Last year, Bassett bought a bedding plant in Washington state, expanded an upholstery plant in Los Angeles and built an addition to a plant in Booneville, Miss., that makes recliners and other motion furniture.

Stockholders also learned that most of the problems have been solved in Bassett's newest venture, a polyester finish plant in Hickory, N.C. The company started the project, which Vice President Rob Spilman Jr. said is the only of its kind in the country, a little more than a year ago.

The plant represents an investment of more than $5 million. It uses equipment bought in Italy, which has been the United States' largest supplier of high-gloss furniture. At the Hickory plant, fiberboard is coated with high-gloss polyester finish, then cut and assembled into contemporary furniture.

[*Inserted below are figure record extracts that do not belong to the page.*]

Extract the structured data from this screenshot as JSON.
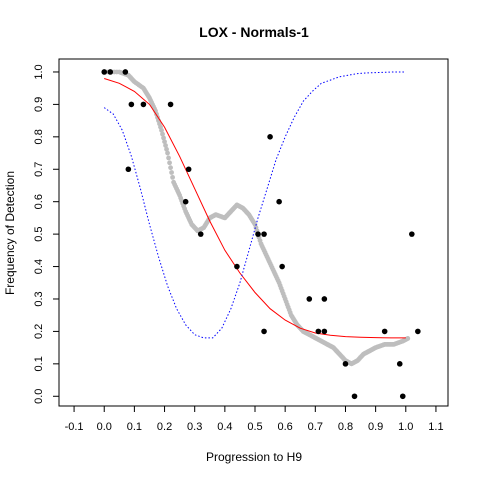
{
  "chart_data": {
    "type": "scatter",
    "title": "LOX - Normals-1",
    "xlabel": "Progression to H9",
    "ylabel": "Frequency of Detection",
    "xlim": [
      -0.15,
      1.14
    ],
    "ylim": [
      -0.03,
      1.04
    ],
    "xticks": [
      "-0.1",
      "0.0",
      "0.1",
      "0.2",
      "0.3",
      "0.4",
      "0.5",
      "0.6",
      "0.7",
      "0.8",
      "0.9",
      "1.0",
      "1.1"
    ],
    "yticks": [
      "0.0",
      "0.1",
      "0.2",
      "0.3",
      "0.4",
      "0.5",
      "0.6",
      "0.7",
      "0.8",
      "0.9",
      "1.0"
    ],
    "grid": false,
    "legend": "none",
    "colors": {
      "points": "#000000",
      "smooth": "#bebebe",
      "fit": "#ff0000",
      "spread": "#0000ff"
    },
    "series": [
      {
        "kind": "points",
        "x": [
          0.0,
          0.02,
          0.07,
          0.09,
          0.08,
          0.13,
          0.22,
          0.28,
          0.27,
          0.32,
          0.44,
          0.51,
          0.53,
          0.55,
          0.58,
          0.59,
          0.53,
          0.68,
          0.71,
          0.73,
          0.73,
          0.8,
          0.83,
          0.93,
          0.98,
          0.99,
          1.02,
          1.04
        ],
        "y": [
          1.0,
          1.0,
          1.0,
          0.9,
          0.7,
          0.9,
          0.9,
          0.7,
          0.6,
          0.5,
          0.4,
          0.5,
          0.5,
          0.8,
          0.6,
          0.4,
          0.2,
          0.3,
          0.2,
          0.3,
          0.2,
          0.1,
          0.0,
          0.2,
          0.1,
          0.0,
          0.5,
          0.2
        ]
      },
      {
        "kind": "smooth",
        "x": [
          0.0,
          0.05,
          0.08,
          0.1,
          0.13,
          0.15,
          0.17,
          0.19,
          0.21,
          0.23,
          0.25,
          0.27,
          0.29,
          0.31,
          0.33,
          0.35,
          0.37,
          0.4,
          0.42,
          0.44,
          0.46,
          0.48,
          0.5,
          0.52,
          0.54,
          0.56,
          0.58,
          0.6,
          0.62,
          0.64,
          0.66,
          0.68,
          0.7,
          0.72,
          0.74,
          0.76,
          0.78,
          0.8,
          0.82,
          0.84,
          0.86,
          0.88,
          0.9,
          0.93,
          0.96,
          0.99,
          1.01
        ],
        "y": [
          1.0,
          1.0,
          0.99,
          0.97,
          0.95,
          0.92,
          0.88,
          0.82,
          0.75,
          0.66,
          0.62,
          0.57,
          0.53,
          0.51,
          0.52,
          0.55,
          0.56,
          0.55,
          0.57,
          0.59,
          0.58,
          0.56,
          0.53,
          0.47,
          0.43,
          0.39,
          0.35,
          0.3,
          0.25,
          0.22,
          0.2,
          0.19,
          0.18,
          0.17,
          0.16,
          0.15,
          0.13,
          0.11,
          0.1,
          0.11,
          0.13,
          0.14,
          0.15,
          0.16,
          0.16,
          0.17,
          0.18
        ]
      },
      {
        "kind": "fit",
        "x": [
          0.0,
          0.05,
          0.1,
          0.15,
          0.2,
          0.25,
          0.3,
          0.35,
          0.4,
          0.45,
          0.5,
          0.55,
          0.6,
          0.65,
          0.7,
          0.75,
          0.8,
          0.85,
          0.9,
          0.95,
          1.0
        ],
        "y": [
          0.98,
          0.965,
          0.94,
          0.9,
          0.83,
          0.74,
          0.64,
          0.54,
          0.45,
          0.38,
          0.32,
          0.27,
          0.235,
          0.21,
          0.195,
          0.188,
          0.184,
          0.182,
          0.181,
          0.18,
          0.18
        ]
      },
      {
        "kind": "spread",
        "x": [
          0.0,
          0.03,
          0.06,
          0.09,
          0.12,
          0.15,
          0.18,
          0.21,
          0.24,
          0.27,
          0.3,
          0.33,
          0.36,
          0.39,
          0.42,
          0.45,
          0.48,
          0.51,
          0.54,
          0.57,
          0.6,
          0.63,
          0.66,
          0.69,
          0.72,
          0.75,
          0.78,
          0.81,
          0.84,
          0.87,
          0.9,
          0.93,
          0.96,
          1.0
        ],
        "y": [
          0.89,
          0.87,
          0.82,
          0.74,
          0.64,
          0.53,
          0.43,
          0.34,
          0.27,
          0.22,
          0.19,
          0.18,
          0.18,
          0.21,
          0.27,
          0.35,
          0.45,
          0.55,
          0.64,
          0.73,
          0.8,
          0.86,
          0.91,
          0.94,
          0.965,
          0.975,
          0.985,
          0.99,
          0.995,
          0.997,
          0.998,
          0.999,
          1.0,
          1.0
        ]
      }
    ]
  }
}
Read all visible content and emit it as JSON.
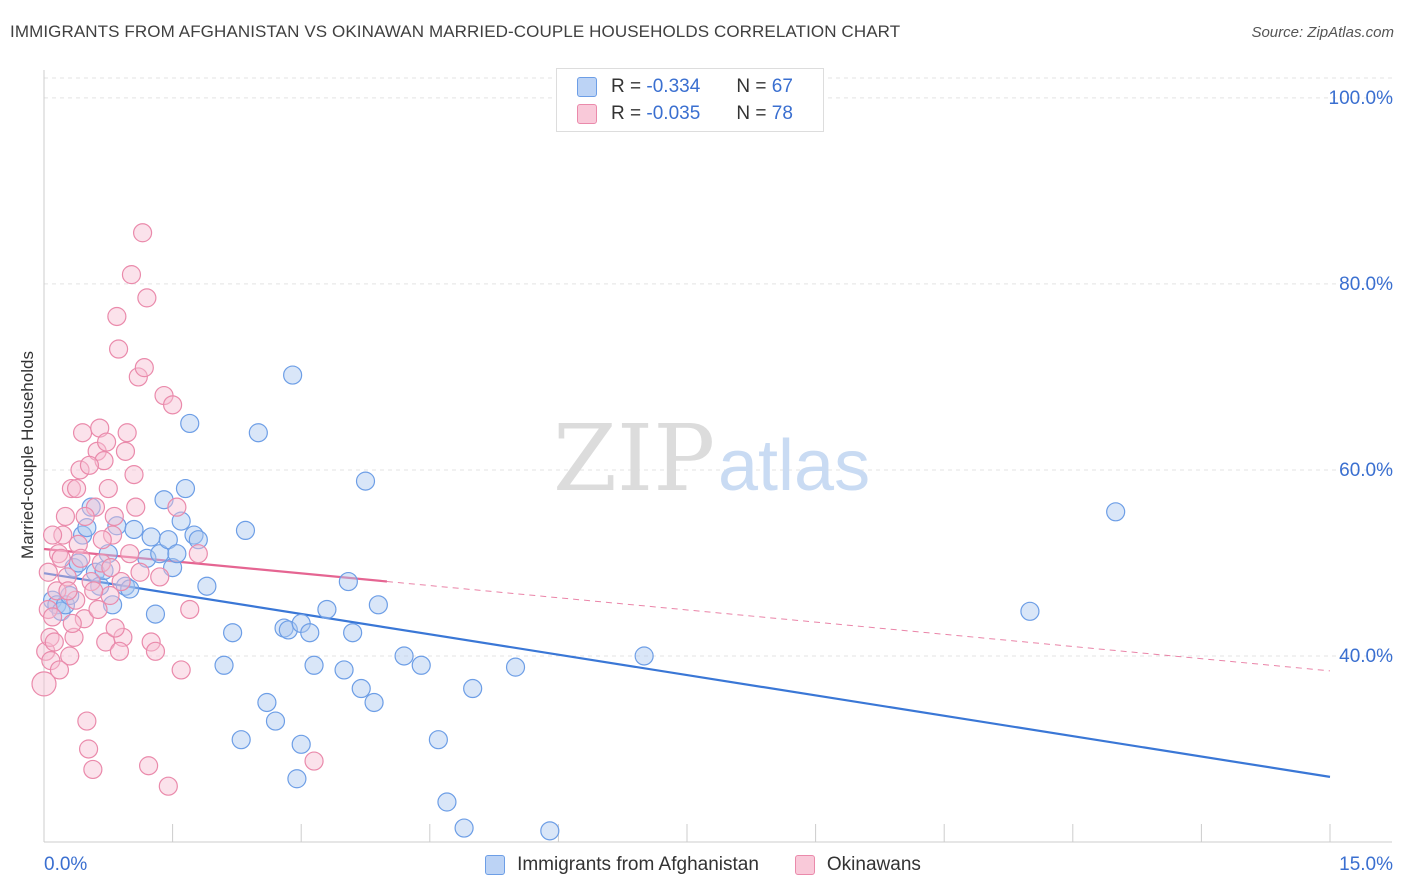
{
  "title": "IMMIGRANTS FROM AFGHANISTAN VS OKINAWAN MARRIED-COUPLE HOUSEHOLDS CORRELATION CHART",
  "source": "Source: ZipAtlas.com",
  "watermark": {
    "zip": "ZIP",
    "atlas": "atlas"
  },
  "stats": {
    "r_label": "R =",
    "n_label": "N =",
    "blue": {
      "r": "-0.334",
      "n": "67"
    },
    "pink": {
      "r": "-0.035",
      "n": "78"
    }
  },
  "legend": {
    "blue": "Immigrants from Afghanistan",
    "pink": "Okinawans"
  },
  "colors": {
    "blue_fill": "#aac7f0",
    "blue_stroke": "#6d9ee6",
    "blue_line": "#3a77d6",
    "pink_fill": "#f7bfd2",
    "pink_stroke": "#ea8aab",
    "pink_line": "#e56592",
    "tick_text": "#3a6fd0"
  },
  "chart_data": {
    "type": "scatter",
    "title": "IMMIGRANTS FROM AFGHANISTAN VS OKINAWAN MARRIED-COUPLE HOUSEHOLDS CORRELATION CHART",
    "xlabel": "",
    "ylabel": "Married-couple Households",
    "xlim": [
      0,
      15
    ],
    "ylim": [
      20,
      103
    ],
    "x_tick_labels": [
      "0.0%",
      "15.0%"
    ],
    "y_ticks": [
      40,
      60,
      80,
      100
    ],
    "y_tick_labels": [
      "40.0%",
      "60.0%",
      "80.0%",
      "100.0%"
    ],
    "series": [
      {
        "name": "Immigrants from Afghanistan",
        "color": "blue",
        "trend": {
          "x": [
            0,
            15
          ],
          "y": [
            48.9,
            27.0
          ],
          "dashed_from": null
        },
        "points": [
          [
            0.1,
            46.0
          ],
          [
            0.15,
            45.5
          ],
          [
            0.2,
            44.8
          ],
          [
            0.25,
            45.5
          ],
          [
            0.3,
            46.5
          ],
          [
            0.35,
            49.5
          ],
          [
            0.4,
            50.0
          ],
          [
            0.45,
            53.0
          ],
          [
            0.5,
            53.8
          ],
          [
            0.55,
            56.0
          ],
          [
            0.6,
            49.0
          ],
          [
            0.65,
            47.5
          ],
          [
            0.7,
            49.2
          ],
          [
            0.75,
            51.0
          ],
          [
            0.8,
            45.5
          ],
          [
            0.85,
            54.0
          ],
          [
            0.95,
            47.5
          ],
          [
            1.0,
            47.2
          ],
          [
            1.2,
            50.5
          ],
          [
            1.25,
            52.8
          ],
          [
            1.3,
            44.5
          ],
          [
            1.35,
            51.0
          ],
          [
            1.4,
            56.8
          ],
          [
            1.45,
            52.5
          ],
          [
            1.5,
            49.5
          ],
          [
            1.55,
            51.0
          ],
          [
            1.6,
            54.5
          ],
          [
            1.65,
            58.0
          ],
          [
            1.7,
            65.0
          ],
          [
            1.75,
            53.0
          ],
          [
            1.8,
            52.5
          ],
          [
            1.9,
            47.5
          ],
          [
            2.1,
            39.0
          ],
          [
            2.2,
            42.5
          ],
          [
            2.3,
            31.0
          ],
          [
            2.35,
            53.5
          ],
          [
            2.5,
            64.0
          ],
          [
            2.6,
            35.0
          ],
          [
            2.7,
            33.0
          ],
          [
            2.8,
            43.0
          ],
          [
            2.85,
            42.8
          ],
          [
            3.0,
            43.5
          ],
          [
            2.9,
            70.2
          ],
          [
            2.95,
            26.8
          ],
          [
            3.0,
            30.5
          ],
          [
            3.1,
            42.5
          ],
          [
            3.15,
            39.0
          ],
          [
            3.3,
            45.0
          ],
          [
            3.5,
            38.5
          ],
          [
            3.55,
            48.0
          ],
          [
            3.6,
            42.5
          ],
          [
            3.7,
            36.5
          ],
          [
            3.75,
            58.8
          ],
          [
            3.85,
            35.0
          ],
          [
            3.9,
            45.5
          ],
          [
            4.2,
            40.0
          ],
          [
            4.4,
            39.0
          ],
          [
            4.6,
            31.0
          ],
          [
            4.7,
            24.3
          ],
          [
            4.9,
            21.5
          ],
          [
            5.0,
            36.5
          ],
          [
            5.5,
            38.8
          ],
          [
            5.9,
            21.2
          ],
          [
            7.0,
            40.0
          ],
          [
            11.5,
            44.8
          ],
          [
            12.5,
            55.5
          ],
          [
            1.05,
            53.6
          ]
        ]
      },
      {
        "name": "Okinawans",
        "color": "pink",
        "trend": {
          "x": [
            0,
            15
          ],
          "y": [
            51.5,
            38.4
          ],
          "dashed_from": 4.0
        },
        "points": [
          [
            0.0,
            37.0
          ],
          [
            0.02,
            40.5
          ],
          [
            0.05,
            45.0
          ],
          [
            0.07,
            42.0
          ],
          [
            0.08,
            39.5
          ],
          [
            0.1,
            44.2
          ],
          [
            0.12,
            41.5
          ],
          [
            0.15,
            47.0
          ],
          [
            0.17,
            51.0
          ],
          [
            0.2,
            50.5
          ],
          [
            0.22,
            53.0
          ],
          [
            0.25,
            55.0
          ],
          [
            0.27,
            48.5
          ],
          [
            0.3,
            40.0
          ],
          [
            0.32,
            58.0
          ],
          [
            0.35,
            42.0
          ],
          [
            0.37,
            46.0
          ],
          [
            0.4,
            52.0
          ],
          [
            0.42,
            60.0
          ],
          [
            0.45,
            64.0
          ],
          [
            0.47,
            44.0
          ],
          [
            0.5,
            33.0
          ],
          [
            0.52,
            30.0
          ],
          [
            0.55,
            48.0
          ],
          [
            0.57,
            27.8
          ],
          [
            0.6,
            56.0
          ],
          [
            0.62,
            62.0
          ],
          [
            0.65,
            64.5
          ],
          [
            0.67,
            50.0
          ],
          [
            0.7,
            61.0
          ],
          [
            0.72,
            41.5
          ],
          [
            0.75,
            58.0
          ],
          [
            0.77,
            46.5
          ],
          [
            0.8,
            53.0
          ],
          [
            0.82,
            55.0
          ],
          [
            0.85,
            76.5
          ],
          [
            0.87,
            73.0
          ],
          [
            0.9,
            48.0
          ],
          [
            0.92,
            42.0
          ],
          [
            0.95,
            62.0
          ],
          [
            0.97,
            64.0
          ],
          [
            1.0,
            51.0
          ],
          [
            1.02,
            81.0
          ],
          [
            1.05,
            59.5
          ],
          [
            1.07,
            56.0
          ],
          [
            1.1,
            70.0
          ],
          [
            1.12,
            49.0
          ],
          [
            1.15,
            85.5
          ],
          [
            1.17,
            71.0
          ],
          [
            1.2,
            78.5
          ],
          [
            1.22,
            28.2
          ],
          [
            1.25,
            41.5
          ],
          [
            1.3,
            40.5
          ],
          [
            1.35,
            48.5
          ],
          [
            1.4,
            68.0
          ],
          [
            1.45,
            26.0
          ],
          [
            1.5,
            67.0
          ],
          [
            1.55,
            56.0
          ],
          [
            1.6,
            38.5
          ],
          [
            1.7,
            45.0
          ],
          [
            1.8,
            51.0
          ],
          [
            3.15,
            28.7
          ],
          [
            0.05,
            49.0
          ],
          [
            0.1,
            53.0
          ],
          [
            0.18,
            38.5
          ],
          [
            0.28,
            47.0
          ],
          [
            0.33,
            43.5
          ],
          [
            0.38,
            58.0
          ],
          [
            0.43,
            50.5
          ],
          [
            0.48,
            55.0
          ],
          [
            0.53,
            60.5
          ],
          [
            0.58,
            47.0
          ],
          [
            0.63,
            45.0
          ],
          [
            0.68,
            52.5
          ],
          [
            0.73,
            63.0
          ],
          [
            0.78,
            49.5
          ],
          [
            0.83,
            43.0
          ],
          [
            0.88,
            40.5
          ]
        ]
      }
    ]
  }
}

Not only will the plant allow Bassett to regain its market share in metropolitan areas where contemporary designs are most popular, Spilman said, but it also can use the fiberboard made at a Bassett plant in Henry County.

He said the polyester plant is capable of producing $30 million worth of furniture annually, and he thinks sales can match production.

J.C. Penney Co. just bought some of the polyester designs, he said. Bassett is Penney's largest furniture supplier.

Stockholders re-elected the board of directors, which includes William H. Goodwin Jr., president of CCA Industries in Richmond, who was elected in May to replace J.C. Wheat Jr., who died in April. Bassett directors are paid $10,000 annually, plus $500 for each meeting attended.